Balancing scholarship with activism for professors working at liberal arts colleges and universities

If you are a professor working at a liberal arts college or university, or hoping to be hired by an institution of higher learning in this capacity, you are expected to conduct research and have it published in respectable, preferably peer-reviewed outlets.

Although some colleges and universities have higher expectations about the type and amount of scholarship you produce, and where it is published, research is necessary and often spelled out in your employment contract or your institutions’ guidelines for tenure and promotion.

By the same token, you may also care deeply about your neighborhood, city or society including the wellbeing of the people and most creatures that live and work there. Thus when you believe that these entities are threatened you may participate politically by signing a petition, donating money to an important cause, joining a group advocating or fighting for social or policy change, marching in a demonstrations, giving speeches, etc.. Most of the time the choice of how to best assist the cause/s you believe in is not clear, especially how much and what types of resources (especially how much time) you should devote to them.

Naturally, the perennial challenges that many instructors and professors who are in this situation face, are balancing the competing demands among your numerous obligations, including the ones that you experience in your role as a researcher or activist.

You may see these two interests or roles as competing. In other words, the more you spend on one activity, the less you can spend on the other. Or you may flirt with, embrace, or master one of the two roles (i.e., activist versus scholar or vice versa).
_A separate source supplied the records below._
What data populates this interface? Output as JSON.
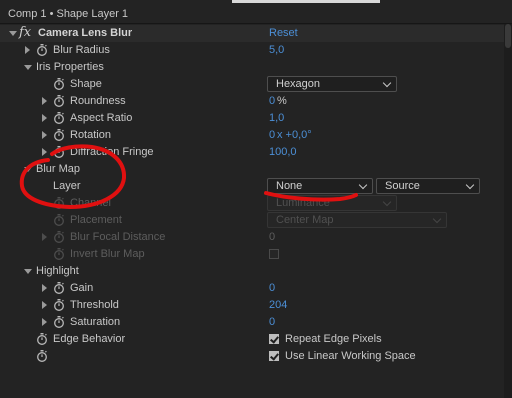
{
  "header": {
    "title": "Comp 1 • Shape Layer 1"
  },
  "effect": {
    "fx": "fx",
    "name": "Camera Lens Blur",
    "reset": "Reset"
  },
  "rows": {
    "blur_radius": {
      "label": "Blur Radius",
      "value": "5,0"
    },
    "iris_properties": {
      "label": "Iris Properties"
    },
    "shape": {
      "label": "Shape",
      "value": "Hexagon"
    },
    "roundness": {
      "label": "Roundness",
      "value": "0",
      "unit": "%"
    },
    "aspect_ratio": {
      "label": "Aspect Ratio",
      "value": "1,0"
    },
    "rotation": {
      "label": "Rotation",
      "value": "0",
      "unit": "x +0,0°"
    },
    "diffraction_fringe": {
      "label": "Diffraction Fringe",
      "value": "100,0"
    },
    "blur_map": {
      "label": "Blur Map"
    },
    "layer": {
      "label": "Layer",
      "value": "None",
      "source": "Source"
    },
    "channel": {
      "label": "Channel",
      "value": "Luminance"
    },
    "placement": {
      "label": "Placement",
      "value": "Center Map"
    },
    "blur_focal_distance": {
      "label": "Blur Focal Distance",
      "value": "0"
    },
    "invert_blur_map": {
      "label": "Invert Blur Map"
    },
    "highlight": {
      "label": "Highlight"
    },
    "gain": {
      "label": "Gain",
      "value": "0"
    },
    "threshold": {
      "label": "Threshold",
      "value": "204"
    },
    "saturation": {
      "label": "Saturation",
      "value": "0"
    },
    "edge_behavior": {
      "label": "Edge Behavior",
      "checkbox": "Repeat Edge Pixels"
    },
    "linear": {
      "checkbox": "Use Linear Working Space"
    }
  },
  "colors": {
    "accent": "#4c8fd6",
    "annotation": "#e01010",
    "panel": "#232323"
  },
  "icons": [
    "stopwatch-icon",
    "twirl-arrow-icon",
    "dropdown-chevron-icon",
    "checkbox-icon"
  ]
}
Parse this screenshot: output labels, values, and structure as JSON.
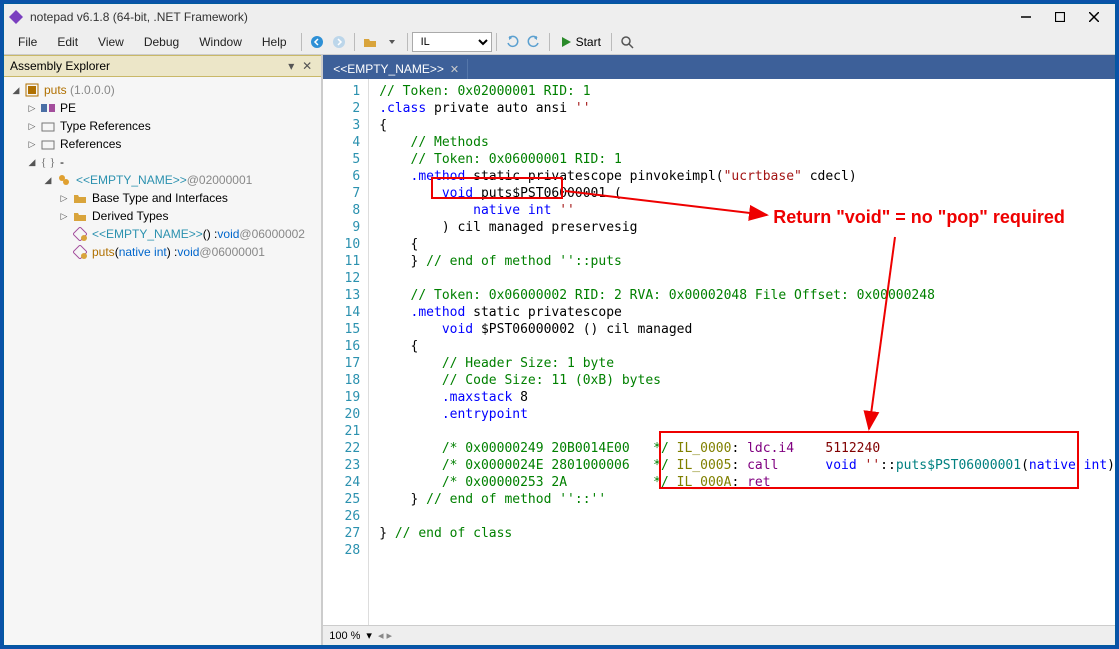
{
  "window": {
    "title": "notepad v6.1.8 (64-bit, .NET Framework)"
  },
  "menubar": [
    "File",
    "Edit",
    "View",
    "Debug",
    "Window",
    "Help"
  ],
  "toolbar": {
    "format_select": "IL",
    "start_label": "Start"
  },
  "panel": {
    "title": "Assembly Explorer"
  },
  "tree": {
    "root": {
      "name": "puts",
      "ver": "(1.0.0.0)"
    },
    "nodes": {
      "pe": "PE",
      "type_refs": "Type References",
      "refs": "References",
      "dash": "-",
      "empty_cls": "<<EMPTY_NAME>>",
      "empty_cls_addr": " @02000001",
      "base_types": "Base Type and Interfaces",
      "derived": "Derived Types",
      "m1_name": "<<EMPTY_NAME>>",
      "m1_sig": "() : ",
      "m1_ret": "void",
      "m1_addr": " @06000002",
      "m2_name": "puts",
      "m2_arg_l": "(",
      "m2_arg_t": "native int",
      "m2_arg_r": ") : ",
      "m2_ret": "void",
      "m2_addr": " @06000001"
    }
  },
  "tab": {
    "title": "<<EMPTY_NAME>>"
  },
  "annotation": {
    "text": "Return \"void\" = no \"pop\" required"
  },
  "zoom": "100 %",
  "code": {
    "l1": {
      "a": "// Token: 0x02000001 RID: 1"
    },
    "l2": {
      "a": ".class",
      "b": " private auto ansi ",
      "c": "''"
    },
    "l3": {
      "a": "{"
    },
    "l4": {
      "a": "    ",
      "b": "// Methods"
    },
    "l5": {
      "a": "    ",
      "b": "// Token: 0x06000001 RID: 1"
    },
    "l6": {
      "a": "    ",
      "b": ".method",
      "c": " static privatescope pinvokeimpl",
      "d": "(",
      "e": "\"ucrtbase\"",
      "f": " cdecl",
      "g": ")"
    },
    "l7": {
      "a": "        ",
      "b": "void",
      "c": " puts$PST06000001 ",
      "d": "("
    },
    "l8": {
      "a": "            ",
      "b": "native int",
      "c": " ",
      "d": "''"
    },
    "l9": {
      "a": "        ",
      "b": ")",
      "c": " cil managed preservesig"
    },
    "l10": {
      "a": "    ",
      "b": "{"
    },
    "l11": {
      "a": "    ",
      "b": "}",
      "c": " ",
      "d": "// end of method ''::puts"
    },
    "l12": {
      "a": ""
    },
    "l13": {
      "a": "    ",
      "b": "// Token: 0x06000002 RID: 2 RVA: 0x00002048 File Offset: 0x00000248"
    },
    "l14": {
      "a": "    ",
      "b": ".method",
      "c": " static privatescope"
    },
    "l15": {
      "a": "        ",
      "b": "void",
      "c": " $PST06000002 ",
      "d": "()",
      "e": " cil managed"
    },
    "l16": {
      "a": "    ",
      "b": "{"
    },
    "l17": {
      "a": "        ",
      "b": "// Header Size: 1 byte"
    },
    "l18": {
      "a": "        ",
      "b": "// Code Size: 11 (0xB) bytes"
    },
    "l19": {
      "a": "        ",
      "b": ".maxstack",
      "c": " 8"
    },
    "l20": {
      "a": "        ",
      "b": ".entrypoint"
    },
    "l21": {
      "a": ""
    },
    "l22": {
      "a": "        ",
      "b": "/* 0x00000249 20B0014E00   */",
      "c": " ",
      "d": "IL_0000",
      "e": ": ",
      "f": "ldc.i4",
      "g": "    ",
      "h": "5112240"
    },
    "l23": {
      "a": "        ",
      "b": "/* 0x0000024E 2801000006   */",
      "c": " ",
      "d": "IL_0005",
      "e": ": ",
      "f": "call",
      "g": "      ",
      "h": "void",
      "i": " ",
      "j": "''",
      "k": "::",
      "l": "puts$PST06000001",
      "m": "(",
      "n": "native int",
      "o": ")"
    },
    "l24": {
      "a": "        ",
      "b": "/* 0x00000253 2A           */",
      "c": " ",
      "d": "IL_000A",
      "e": ": ",
      "f": "ret"
    },
    "l25": {
      "a": "    ",
      "b": "}",
      "c": " ",
      "d": "// end of method ''::''"
    },
    "l26": {
      "a": ""
    },
    "l27": {
      "a": "}",
      "b": " ",
      "c": "// end of class"
    },
    "l28": {
      "a": ""
    }
  }
}
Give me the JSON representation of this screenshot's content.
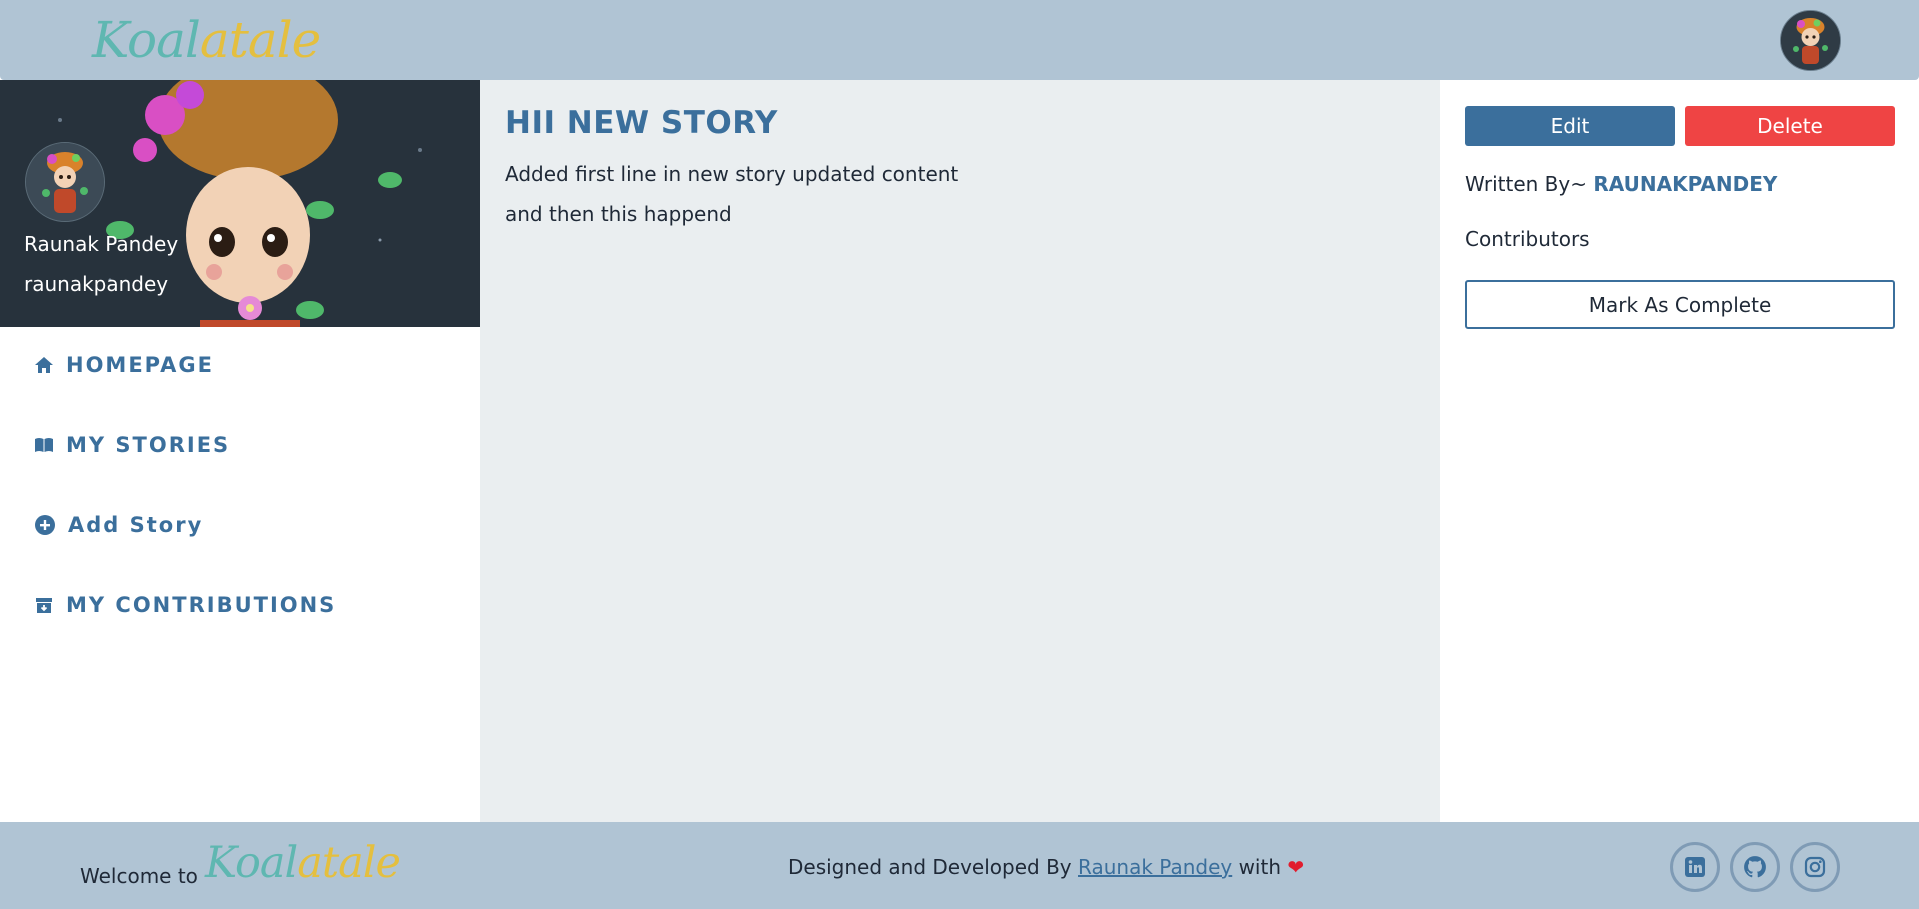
{
  "header": {
    "logo_part1": "Koal",
    "logo_part2": "atale",
    "user_avatar_icon": "user-avatar-icon"
  },
  "profile": {
    "display_name": "Raunak Pandey",
    "username": "raunakpandey"
  },
  "sidebar": {
    "items": [
      {
        "label": "HOMEPAGE",
        "icon": "home-icon"
      },
      {
        "label": "MY STORIES",
        "icon": "book-icon"
      },
      {
        "label": "Add Story",
        "icon": "plus-circle-icon"
      },
      {
        "label": "MY CONTRIBUTIONS",
        "icon": "archive-icon"
      }
    ]
  },
  "story": {
    "title": "HII NEW STORY",
    "lines": [
      "Added first line in new story updated content",
      "and then this happend"
    ]
  },
  "actions": {
    "edit_label": "Edit",
    "delete_label": "Delete",
    "written_by_label": "Written By~",
    "author": "RAUNAKPANDEY",
    "contributors_label": "Contributors",
    "complete_label": "Mark As Complete"
  },
  "footer": {
    "welcome": "Welcome to",
    "logo_part1": "Koal",
    "logo_part2": "atale",
    "credit_prefix": "Designed and Developed By",
    "credit_name": "Raunak Pandey",
    "credit_suffix": "with",
    "heart": "❤",
    "social": [
      "linkedin-icon",
      "github-icon",
      "instagram-icon"
    ]
  },
  "colors": {
    "header_bg": "#b0c4d4",
    "accent": "#3b6f9c",
    "danger": "#ef4444",
    "content_bg": "#eaeef0",
    "logo_teal": "#5fb7b1",
    "logo_gold": "#e4bf3f"
  }
}
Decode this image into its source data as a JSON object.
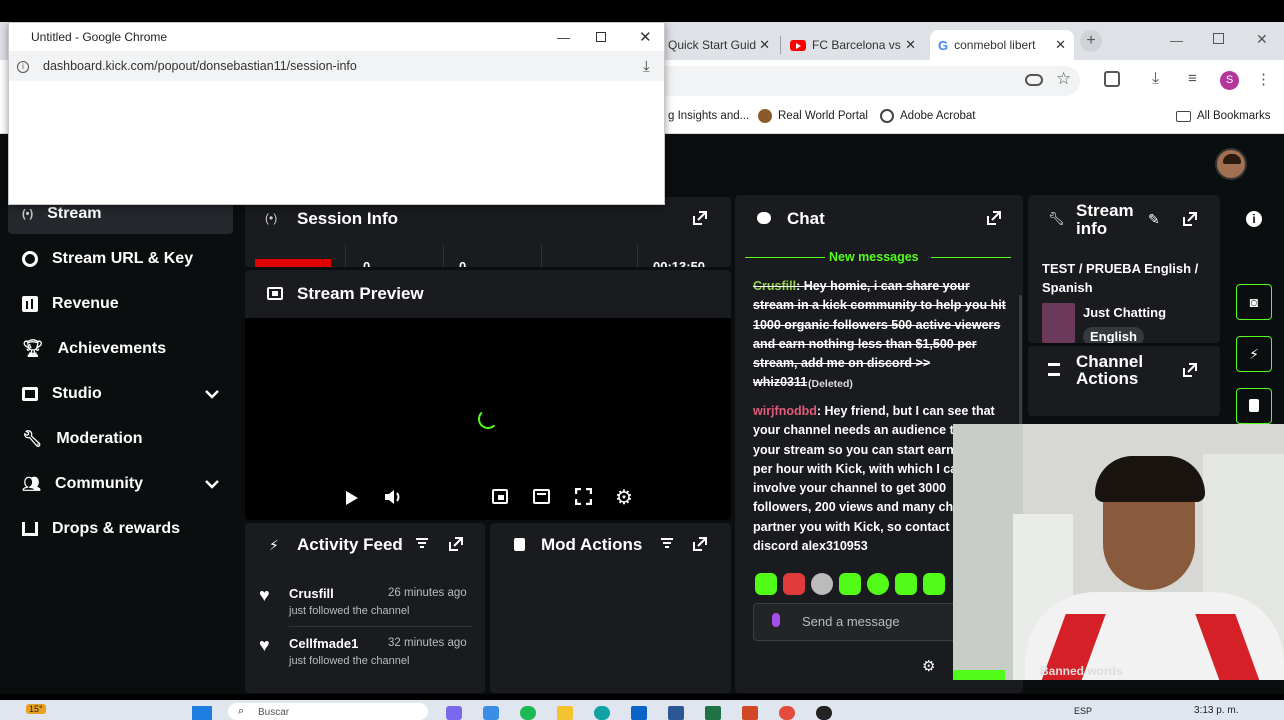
{
  "browser": {
    "tabs": [
      {
        "label": "Quick Start Guid",
        "icon": "page-icon"
      },
      {
        "label": "FC Barcelona vs",
        "icon": "youtube-icon",
        "color": "#ff0000"
      },
      {
        "label": "conmebol libert",
        "icon": "google-icon"
      }
    ],
    "bookmarks": [
      {
        "label": "g Insights and..."
      },
      {
        "label": "Real World Portal"
      },
      {
        "label": "Adobe Acrobat"
      }
    ],
    "all_bookmarks": "All Bookmarks",
    "profile_initial": "S"
  },
  "popup": {
    "title": "Untitled - Google Chrome",
    "url": "dashboard.kick.com/popout/donsebastian11/session-info"
  },
  "sidebar": {
    "items": [
      {
        "label": "Stream",
        "icon": "stream-icon",
        "active": true
      },
      {
        "label": "Stream URL & Key",
        "icon": "link-icon"
      },
      {
        "label": "Revenue",
        "icon": "revenue-icon"
      },
      {
        "label": "Achievements",
        "icon": "trophy-icon"
      },
      {
        "label": "Studio",
        "icon": "studio-icon",
        "expandable": true
      },
      {
        "label": "Moderation",
        "icon": "wrench-icon"
      },
      {
        "label": "Community",
        "icon": "community-icon",
        "expandable": true
      },
      {
        "label": "Drops & rewards",
        "icon": "drops-icon"
      }
    ]
  },
  "session_info": {
    "title": "Session Info",
    "stats": [
      "0",
      "0",
      "00:13:50"
    ]
  },
  "stream_preview": {
    "title": "Stream Preview"
  },
  "activity_feed": {
    "title": "Activity Feed",
    "items": [
      {
        "user": "Crusfill",
        "time": "26 minutes ago",
        "action": "just followed the channel"
      },
      {
        "user": "Cellfmade1",
        "time": "32 minutes ago",
        "action": "just followed the channel"
      }
    ]
  },
  "mod_actions": {
    "title": "Mod Actions"
  },
  "chat": {
    "title": "Chat",
    "new_messages": "New messages",
    "messages": [
      {
        "user": "Crusfill",
        "user_color": "#8fd14f",
        "lines": [
          "Hey homie, i can share your",
          "stream in a kick community to help you hit",
          "1000 organic followers 500 active viewers",
          "and earn nothing less than $1,500 per",
          "stream, add me on discord >>",
          "whiz0311"
        ],
        "deleted_label": "(Deleted)"
      },
      {
        "user": "wirjfnodbd",
        "user_color": "#e05a7a",
        "lines": [
          "Hey friend, but I can see that",
          "your channel needs an audience to",
          "your stream so you can start earni",
          "per hour with Kick, with which I ca",
          "involve your channel to get 3000",
          "followers, 200 views and many cha",
          "partner you with Kick, so contact m",
          "discord alex310953"
        ]
      }
    ],
    "input_placeholder": "Send a message"
  },
  "stream_info": {
    "title_line1": "Stream",
    "title_line2": "info",
    "stream_title": "TEST / PRUEBA English / Spanish",
    "category": "Just Chatting",
    "tag": "English"
  },
  "channel_actions": {
    "title_line1": "Channel",
    "title_line2": "Actions"
  },
  "banned_words": "Banned words",
  "taskbar": {
    "weather": "15°",
    "search": "Buscar",
    "lang": "ESP",
    "time": "3:13 p. m."
  },
  "colors": {
    "kick_green": "#53fc18",
    "panel": "#191b1f",
    "page_bg": "#0b0e0f"
  }
}
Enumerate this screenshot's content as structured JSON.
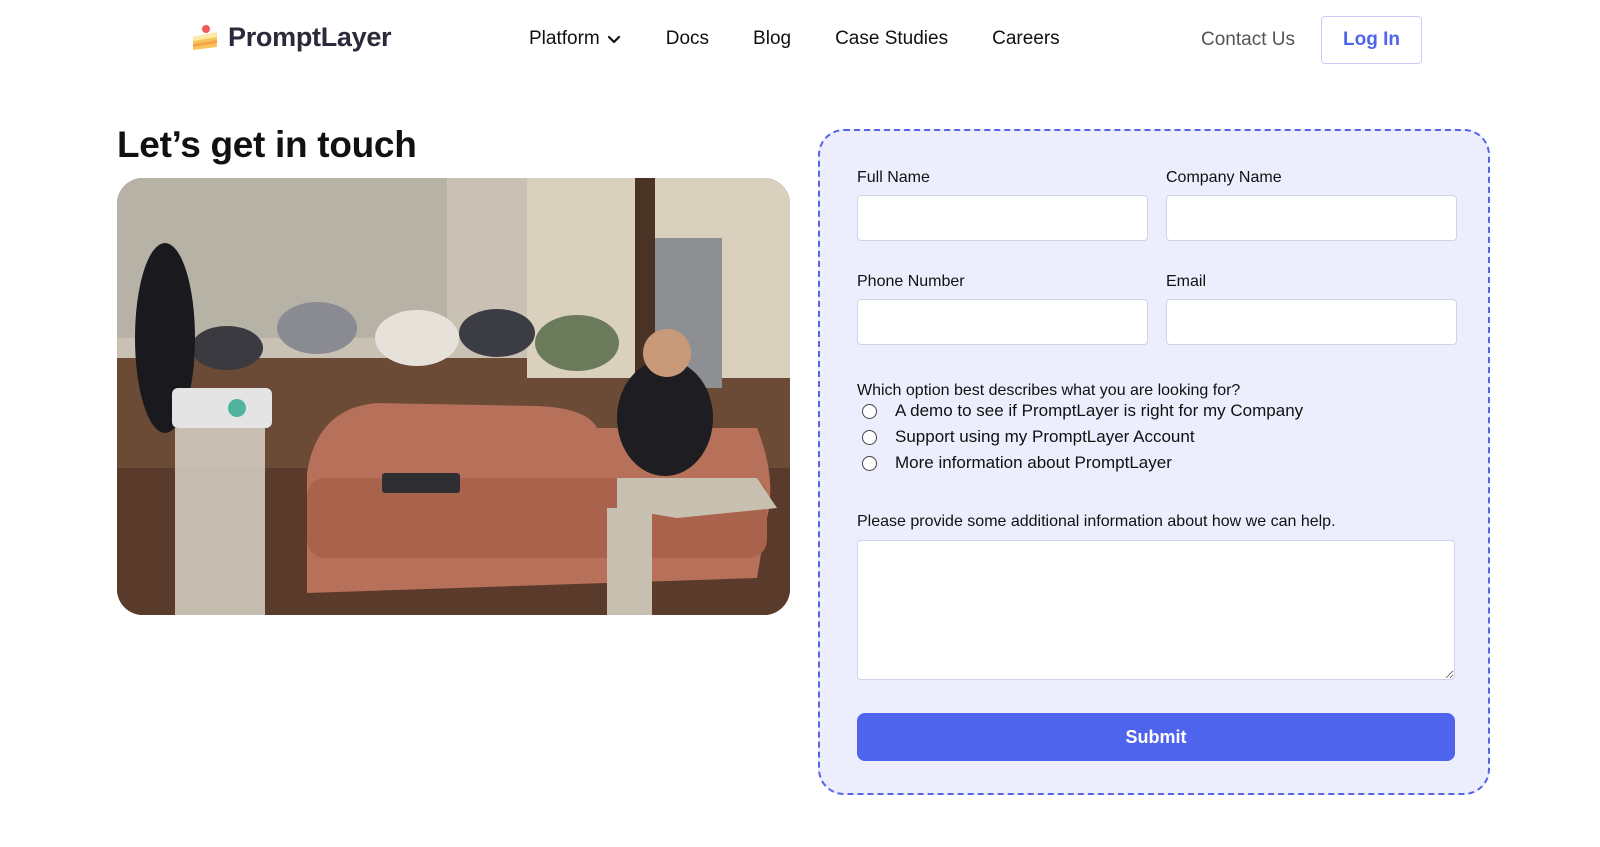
{
  "brand": {
    "name": "PromptLayer",
    "accent": "#4f64ec",
    "card_bg": "#eceefd"
  },
  "nav": {
    "items": [
      {
        "label": "Platform",
        "has_dropdown": true
      },
      {
        "label": "Docs"
      },
      {
        "label": "Blog"
      },
      {
        "label": "Case Studies"
      },
      {
        "label": "Careers"
      }
    ],
    "contact_label": "Contact Us",
    "login_label": "Log In"
  },
  "main": {
    "title": "Let’s get in touch"
  },
  "form": {
    "full_name_label": "Full Name",
    "company_label": "Company Name",
    "phone_label": "Phone Number",
    "email_label": "Email",
    "question": "Which option best describes what you are looking for?",
    "options": [
      "A demo to see if PromptLayer is right for my Company",
      "Support using my PromptLayer Account",
      "More information about PromptLayer"
    ],
    "help_label": "Please provide some additional information about how we can help.",
    "submit_label": "Submit"
  }
}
How might this happen? You may identify more with one role over the other depending on the degree to which you agree with the activists and scholars you encounter, the messages they advance, how much fun or aggravation you experience with each respective crowd, and the time you spend working together in pursuit of the same shared goal. Thus, you may be subject to a push-pull dynamic where you deepen your commitment to one network of individuals over the other.

Much harder, however, is trying to combine both roles (activist and scholar) as part of the things you do and as part of your identity. Many instructors and professors have a healthy relationship between their scholarship and activism. Although some people may question whether writing the occasional op-ed is activism, many professors frequently say that one type of activity feeds off of the other, including that both their scholarship and their teaching is activism. For example, by working for or with a group that attempts to deal with food insecurity may generate research ideas for a new paper that a professor might start. Or fighting for racial justice may expose an instructor to legal cases that they never considered before and are worth writing about in an academic context. For some professors, they may even be able to get their scholarly research into the hands of policy makers or leaders of organizations that can effect legislative change.

But there is also the dilemma of spending too much time on traditional kinds of activism and this ultimately takes away from your scholarship. Where might your activism negatively affect you? Engaging in activism has derailed many an instructor and professor, not just in the liberal arts, but those who in programs in medicine, law, or tech. Yes they may get approval from fellow activists, students they teach, and even professors and administrators in their program or universities. But they still have to deal with the numerous deadlines bearing down on them (e.g., papers and exams to grade, papers to write, etc.). If you are an adjunct instructor vying for a position in an academic department (that values scholarly research) if you have not done a sufficient amount/type of research, no amount of activism will help you be hired. Finally, if you are a tenure track professor, when it’s time for the decision for tenure and promotion to come around, no matter how much your colleagues agree with your activism, they will typically not cut you slack and give you a pass because you failed to meet some organizational mandated standard of research productivity.

Granted, as you career progresses, as you move up through the ranks (including securing tenure), you may believe that you have more time and freedom to engage in activism, but there may also be new things that you have to consider. These may include different and additional pressures on your time (e.g., building a family, etc.), mentoring students, supervising graduate students, university service requirements, etc. If your activism negatively affects your ability to do your job, and results in possible job loss, or even incarceration this can have very real negative effects. Thus activism may end up taking a back seat. In short, and moving forward it’s important to do a good job estimating the costs and benefits (both pecuniary and emotional), and carefully engage where you believe that your efforts can make the most amount of difference.